Version-Release number of selected component (if applicable):
ceph version 17.2.6-76.el9cp (7d277f1e8500eb73e50260771e11b7bd7d6f34af) quincy (stable)

How reproducible:
3/3 times for pools creation on same cluster

Steps to Reproduce:
1. Deploy RHCS cluster, with all the services.
2. FOr some OSDs, remove the existing device class and set 'ssd' as the device class
ceph osd crush set-device-class ssd 12
ceph osd crush rm-device-class 12

3. Create pools post this operation. PGs are not being autoscaled to desired levels, even after IOs.

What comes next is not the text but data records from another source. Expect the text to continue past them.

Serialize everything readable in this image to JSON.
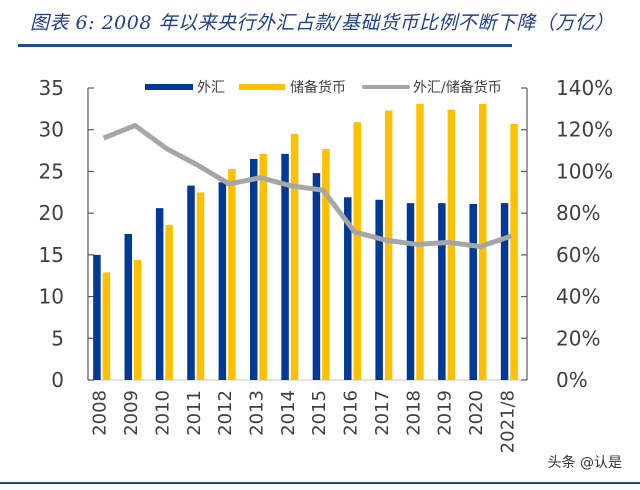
{
  "title": "图表 6:  2008 年以来央行外汇占款/基础货币比例不断下降（万亿）",
  "watermark": "头条 @认是",
  "colors": {
    "fx": "#003a96",
    "base_money": "#ffc000",
    "ratio": "#a6a6a6",
    "title": "#1f3f8f",
    "axis_text": "#404040"
  },
  "chart_data": {
    "type": "bar",
    "title": "2008 年以来央行外汇占款/基础货币比例不断下降（万亿）",
    "xlabel": "",
    "ylabel": "",
    "categories": [
      "2008",
      "2009",
      "2010",
      "2011",
      "2012",
      "2013",
      "2014",
      "2015",
      "2016",
      "2017",
      "2018",
      "2019",
      "2020",
      "2021/8"
    ],
    "series": [
      {
        "name": "外汇",
        "type": "bar",
        "axis": "left",
        "values": [
          15.0,
          17.5,
          20.6,
          23.3,
          23.7,
          26.5,
          27.1,
          24.8,
          21.9,
          21.6,
          21.2,
          21.2,
          21.1,
          21.2
        ]
      },
      {
        "name": "储备货币",
        "type": "bar",
        "axis": "left",
        "values": [
          12.9,
          14.4,
          18.6,
          22.5,
          25.3,
          27.1,
          29.5,
          27.7,
          30.9,
          32.3,
          33.1,
          32.4,
          33.1,
          30.7
        ]
      },
      {
        "name": "外汇/储备货币",
        "type": "line",
        "axis": "right",
        "values": [
          116,
          122,
          111,
          103,
          94,
          97,
          93,
          91,
          71,
          67,
          65,
          66,
          64,
          69
        ]
      }
    ],
    "ylim": [
      0,
      35
    ],
    "yticks": [
      "0",
      "5",
      "10",
      "15",
      "20",
      "25",
      "30",
      "35"
    ],
    "y2lim": [
      0,
      140
    ],
    "y2ticks": [
      "0%",
      "20%",
      "40%",
      "60%",
      "80%",
      "100%",
      "120%",
      "140%"
    ],
    "legend": {
      "placement": "top",
      "entries": [
        "外汇",
        "储备货币",
        "外汇/储备货币"
      ]
    },
    "grid": false
  }
}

Also, the o/p of autoscale-status is empty on the cluster. Not sure if this deserves another separate bug.
# ceph osd pool autoscale-status -f json-pretty

[]

[ceph: root@ceph-pdhiran-rnxgw8-node1-installer /]# ceph -s
  cluster:
    id:     0acee9a0-141b-11ee-b0ba-fa163eb5f775
    health: HEALTH_OK

  services:
    mon: 3 daemons, quorum ceph-pdhiran-rnxgw8-node1-installer,ceph-pdhiran-rnxgw8-node3,ceph-pdhiran-rnxgw8-node2 (age 6d)
    mgr: ceph-pdhiran-rnxgw8-node1-installer.ceobbf(active, since 6d), standbys: ceph-pdhiran-rnxgw8-node4.qpjdxs, ceph-pdhiran-rnxgw8-node2.zvsusw
    mds: 1/1 daemons up, 2 standby
    osd: 32 osds: 32 up (since 6d), 32 in (since 6d)
    rgw: 4 daemons active (4 hosts, 1 zones)

  data:
    volumes: 1/1 healthy
    pools:   11 pools, 212 pgs
    objects: 39.56k objects, 3.7 GiB
    usage:   16 GiB used, 784 GiB / 800 GiB avail
    pgs:     212 active+clean


CRUSH map on the cluster : http://pastebin.test.redhat.com/1103986 

Actual results:
PGs are not scaling up and Autoscaler command o/p is empty

Expected results:
PGs should be scaled automatically

Additional info:

Comment 2 Scott Ostapovicz 2023-07-12 12:43:38 UTC
Missed the 6.1 z1 window.  Retargeting to 6.1 z2.